Pour appuyer son propos, Renaud Thilié prend l’exemple inverse : « Si le contrat précise quels ouvrages doivent être démolis, une démolition non prévue constituera des travaux supplémentaires » (CE, 5 SSJS, 4 juillet 2012, commune de Quinéville, n° 343539, inédit au Lebon). Pour lui, cette question n’est pas tranchée clairement par la jurisprudence…

 

L’indemnisation limitée à deux hypothèses

 

Nicolas Cros

Comme le souligne le directeur des achats et de la commande publique de Bordeaux Métropole, les modifications de prix peuvent également être justifiées par des difficultés et des surcoûts imprévus : « Il suffit parfois qu’un corps intermédiaire prenne du retard pour bloquer tout un chantier, dit Nicolas Cros, nous avons également été confrontés à la mise en liquidation judiciaire du titulaire d’un lot et, avec la situation actuelle, il y a toutes les chances que les défaillances soient plus nombreuses, et qu’il nous faille donc accepter de modifier en partie les prix sans que nous n’ayons pu l’anticiper, bien sûr ».

 

Mais là encore, le directeur des achats et de la commande publique de Bordeaux Métropole privilégiera le dialogue et la négociation.

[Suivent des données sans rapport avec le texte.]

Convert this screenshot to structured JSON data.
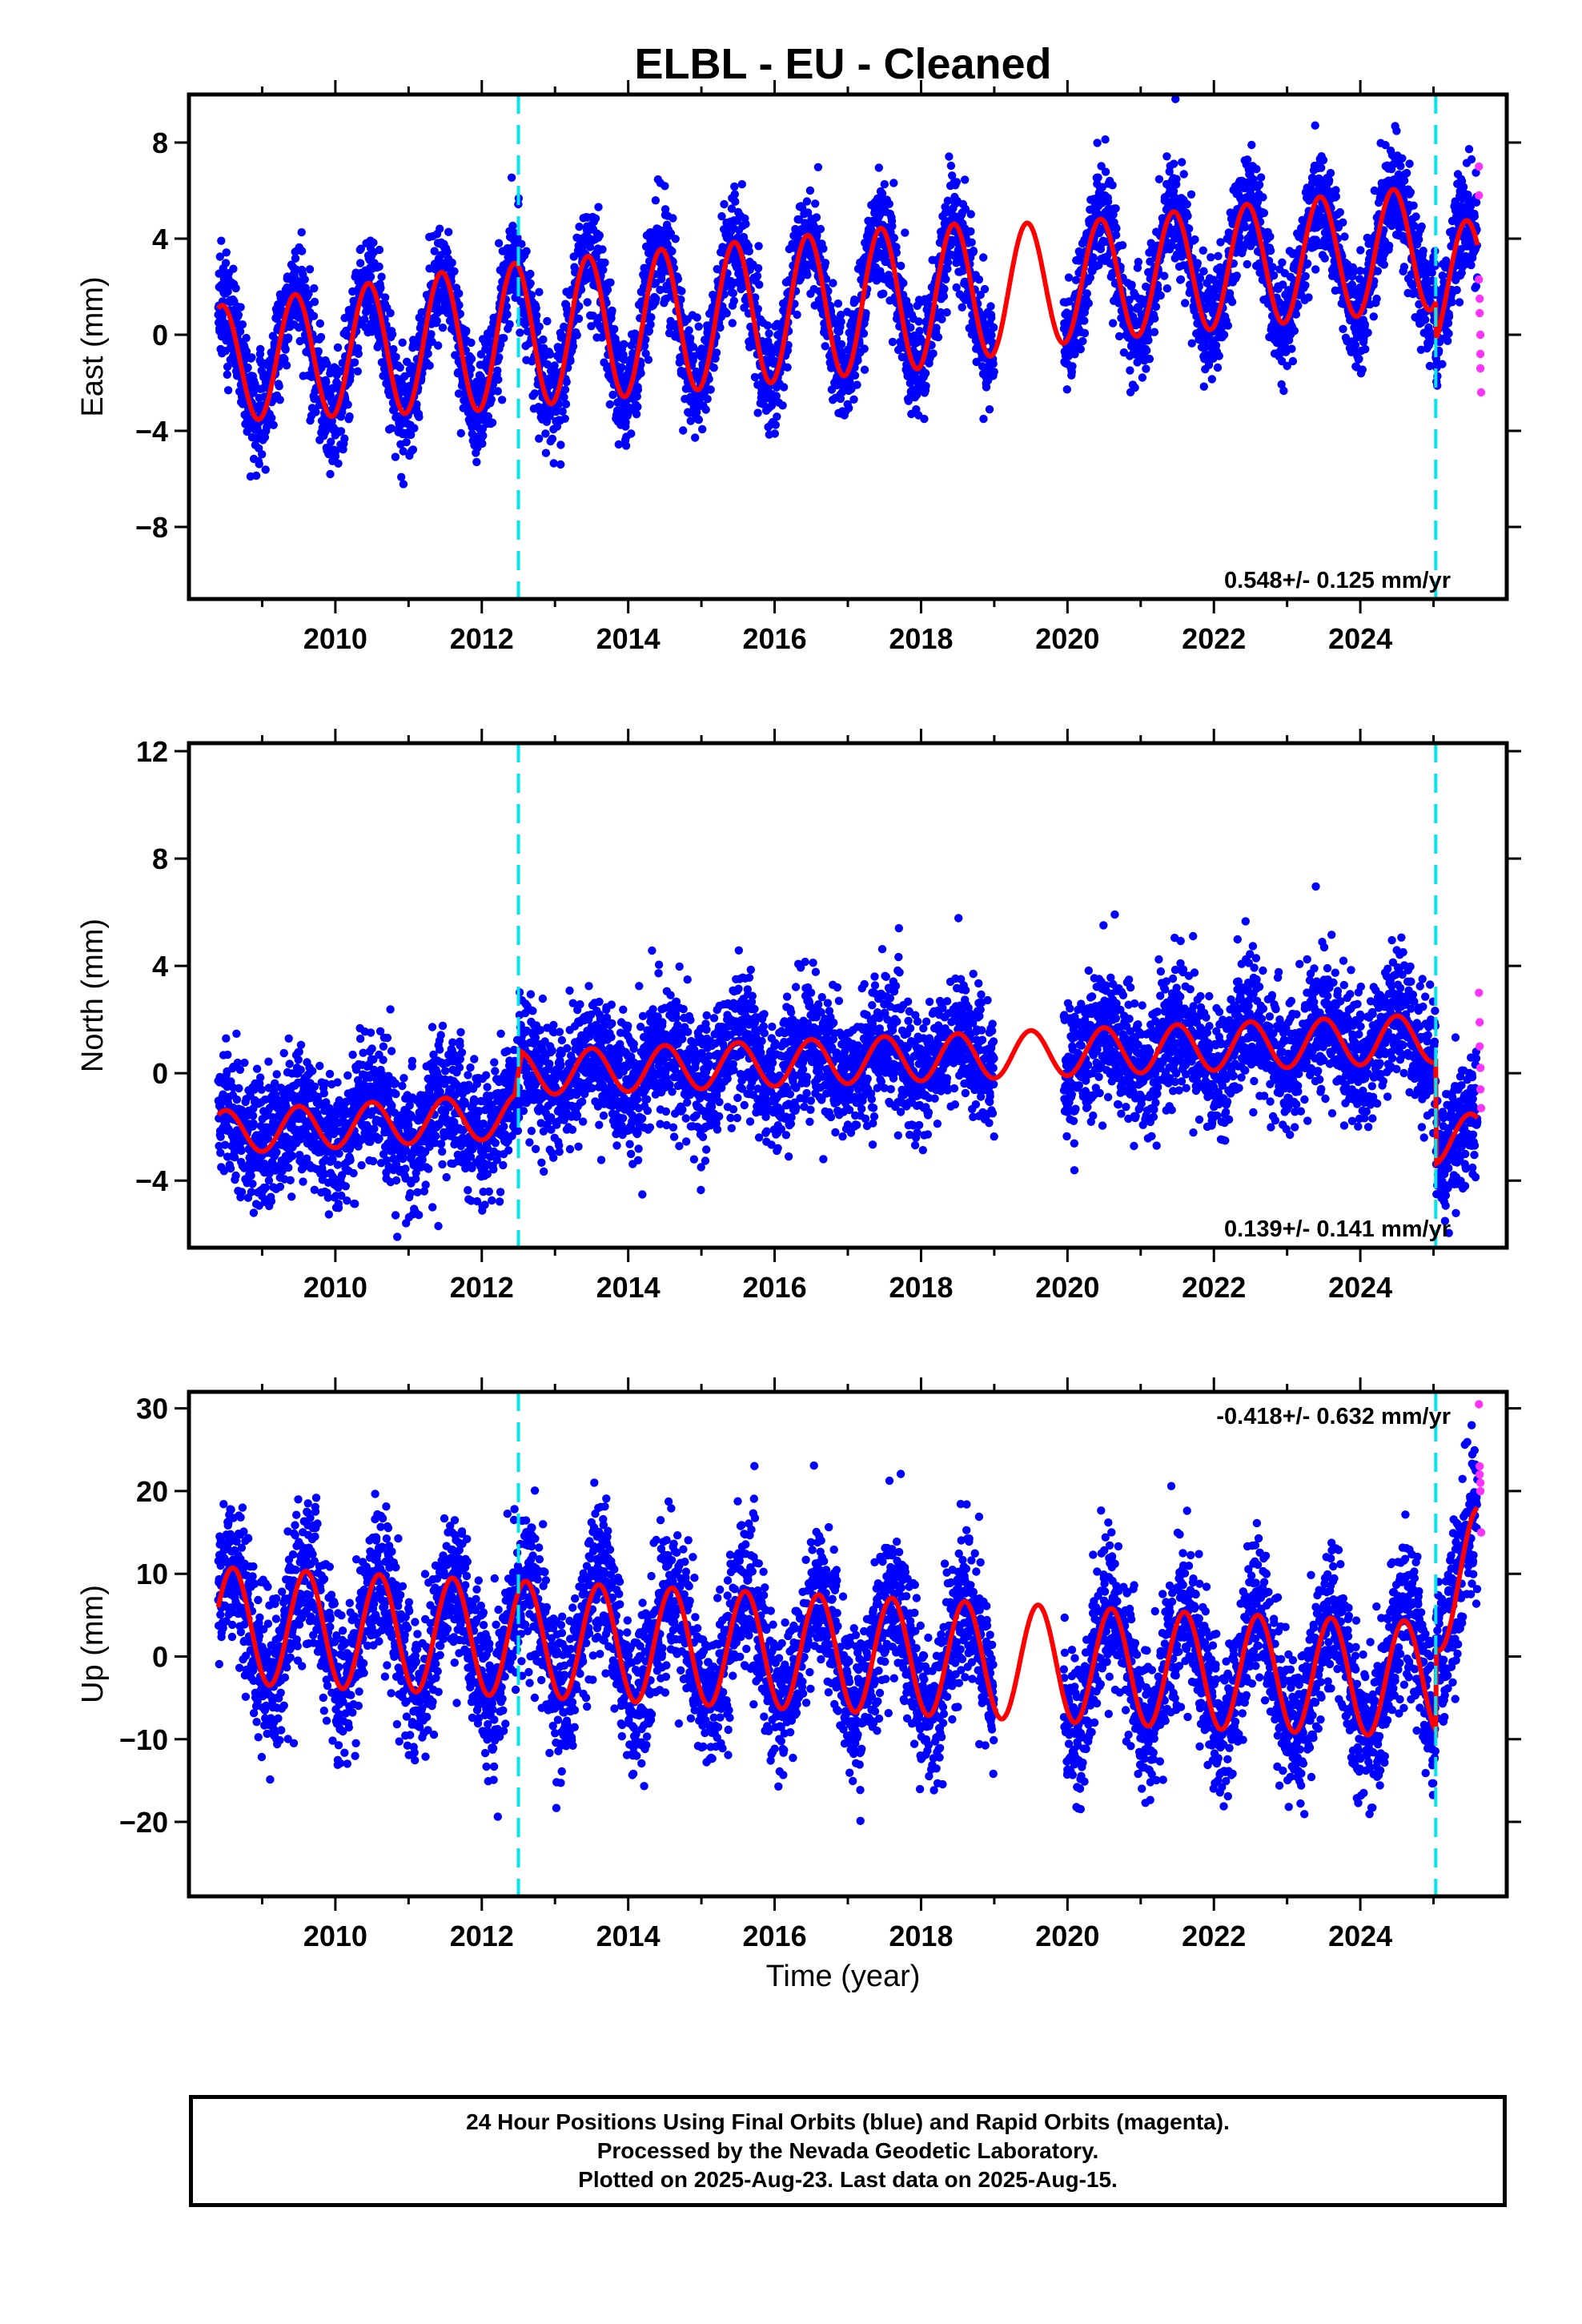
{
  "title": "ELBL  - EU - Cleaned",
  "x_axis_label": "Time (year)",
  "footer": {
    "line1": "24 Hour Positions Using Final Orbits (blue) and Rapid Orbits (magenta).",
    "line2": "Processed by the Nevada Geodetic Laboratory.",
    "line3": "Plotted on 2025-Aug-23. Last data on 2025-Aug-15."
  },
  "colors": {
    "final_orbits": "#0000ff",
    "rapid_orbits": "#ff33ff",
    "model_fit": "#ff0000",
    "equipment_change": "#00e5ee"
  },
  "chart_data": [
    {
      "type": "scatter",
      "name": "east",
      "ylabel": "East (mm)",
      "xlim": [
        2008.0,
        2026.0
      ],
      "ylim": [
        -11,
        10
      ],
      "xticks": [
        2010,
        2012,
        2014,
        2016,
        2018,
        2020,
        2022,
        2024
      ],
      "yticks": [
        -8,
        -4,
        0,
        4,
        8
      ],
      "rate_label": "0.548+/- 0.125 mm/yr",
      "rate_position": "bottom-right",
      "vlines": [
        2012.5,
        2025.03
      ],
      "model": {
        "trend": [
          [
            2008.4,
            -1.2
          ],
          [
            2024.9,
            3.6
          ],
          [
            2025.6,
            3.8
          ]
        ],
        "seasonal_amplitude": [
          [
            2008.4,
            2.4
          ],
          [
            2012.0,
            3.0
          ],
          [
            2018.0,
            3.0
          ],
          [
            2020.0,
            2.5
          ],
          [
            2025.6,
            2.6
          ]
        ],
        "peak_phase_year_fraction": 0.45,
        "offsets": [
          [
            2025.03,
            -1.6
          ]
        ]
      },
      "data_segments": [
        {
          "start": 2008.4,
          "end": 2019.0,
          "noise": 1.1
        },
        {
          "start": 2019.95,
          "end": 2025.6,
          "noise": 1.1
        }
      ],
      "rapid_points": {
        "x": [
          2025.62,
          2025.62,
          2025.62,
          2025.63,
          2025.63,
          2025.64,
          2025.64,
          2025.64,
          2025.65
        ],
        "y": [
          7.0,
          5.8,
          2.3,
          1.5,
          0.9,
          0.0,
          -0.8,
          -1.4,
          -2.4
        ]
      }
    },
    {
      "type": "scatter",
      "name": "north",
      "ylabel": "North (mm)",
      "xlim": [
        2008.0,
        2026.0
      ],
      "ylim": [
        -6.5,
        12.3
      ],
      "xticks": [
        2010,
        2012,
        2014,
        2016,
        2018,
        2020,
        2022,
        2024
      ],
      "yticks": [
        -4,
        0,
        4,
        8,
        12
      ],
      "rate_label": "0.139+/- 0.141 mm/yr",
      "rate_position": "bottom-right",
      "vlines": [
        2012.5,
        2025.03
      ],
      "model": {
        "trend": [
          [
            2008.4,
            -2.2
          ],
          [
            2012.45,
            -1.6
          ],
          [
            2012.55,
            0.0
          ],
          [
            2025.0,
            1.3
          ],
          [
            2025.6,
            1.4
          ]
        ],
        "seasonal_amplitude": [
          [
            2008.4,
            0.8
          ],
          [
            2025.6,
            0.9
          ]
        ],
        "peak_phase_year_fraction": 0.5,
        "offsets": [
          [
            2025.03,
            -3.8
          ]
        ]
      },
      "data_segments": [
        {
          "start": 2008.4,
          "end": 2019.0,
          "noise": 1.2
        },
        {
          "start": 2019.95,
          "end": 2025.6,
          "noise": 1.2
        }
      ],
      "rapid_points": {
        "x": [
          2025.62,
          2025.63,
          2025.63,
          2025.64,
          2025.64,
          2025.65
        ],
        "y": [
          3.0,
          1.9,
          1.0,
          0.2,
          -0.6,
          -1.3
        ]
      }
    },
    {
      "type": "scatter",
      "name": "up",
      "ylabel": "Up (mm)",
      "xlim": [
        2008.0,
        2026.0
      ],
      "ylim": [
        -29,
        32
      ],
      "xticks": [
        2010,
        2012,
        2014,
        2016,
        2018,
        2020,
        2022,
        2024
      ],
      "yticks": [
        -20,
        -10,
        0,
        10,
        20,
        30
      ],
      "xtick_labels": [
        "2010",
        "2012",
        "2014",
        "2016",
        "2018",
        "2020",
        "2022",
        "2024"
      ],
      "rate_label": "-0.418+/- 0.632 mm/yr",
      "rate_position": "top-right",
      "vlines": [
        2012.5,
        2025.03
      ],
      "model": {
        "trend": [
          [
            2008.4,
            3.8
          ],
          [
            2018.5,
            -0.3
          ],
          [
            2022.0,
            -1.8
          ],
          [
            2025.0,
            -2.8
          ],
          [
            2025.6,
            1.0
          ]
        ],
        "seasonal_amplitude": [
          [
            2008.4,
            7.0
          ],
          [
            2025.6,
            7.0
          ]
        ],
        "peak_phase_year_fraction": 0.6,
        "offsets": [
          [
            2025.03,
            10.0
          ]
        ]
      },
      "data_segments": [
        {
          "start": 2008.4,
          "end": 2019.0,
          "noise": 4.5
        },
        {
          "start": 2019.95,
          "end": 2025.6,
          "noise": 4.5
        }
      ],
      "rapid_points": {
        "x": [
          2025.62,
          2025.63,
          2025.63,
          2025.64,
          2025.64,
          2025.65
        ],
        "y": [
          30.5,
          23.0,
          22.0,
          21.0,
          20.0,
          15.0
        ]
      }
    }
  ]
}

À Marseille, à la cour administrative d’appel, Renaud Thielé tient à souligner le flou qui résulte en partie, selon lui, de l’inflexion jurisprudentielle majeure causée par les jurisprudences “Région Haute-Normandie” de 2013 et “Tonin” de 2015 : « Désormais, l’indemnisation des surcoûts est limitée à deux hypothèses, soit en cas de fait fautif du maître d’ouvrage, soit, dans le cas où la cause de ces surcoûts est extérieure aux parties, exceptionnelle, imprévisible et qu’elle bouleverse l’équilibre du contrat, sur le fondement de la théorie des sujétions imprévues » (CE, 7 / 2 SSR, 5 juin 2013, Région Haute-Normandie, n° 352917).

 

Reste la question classique des aléas de chantier : « Des aléas de chantier il y en a toujours, explique Nicolas Cros, le fournisseur doit les appréhender, même si nous essayons de prévoir des hypothèses de réalisation dans les clauses de réexamen ».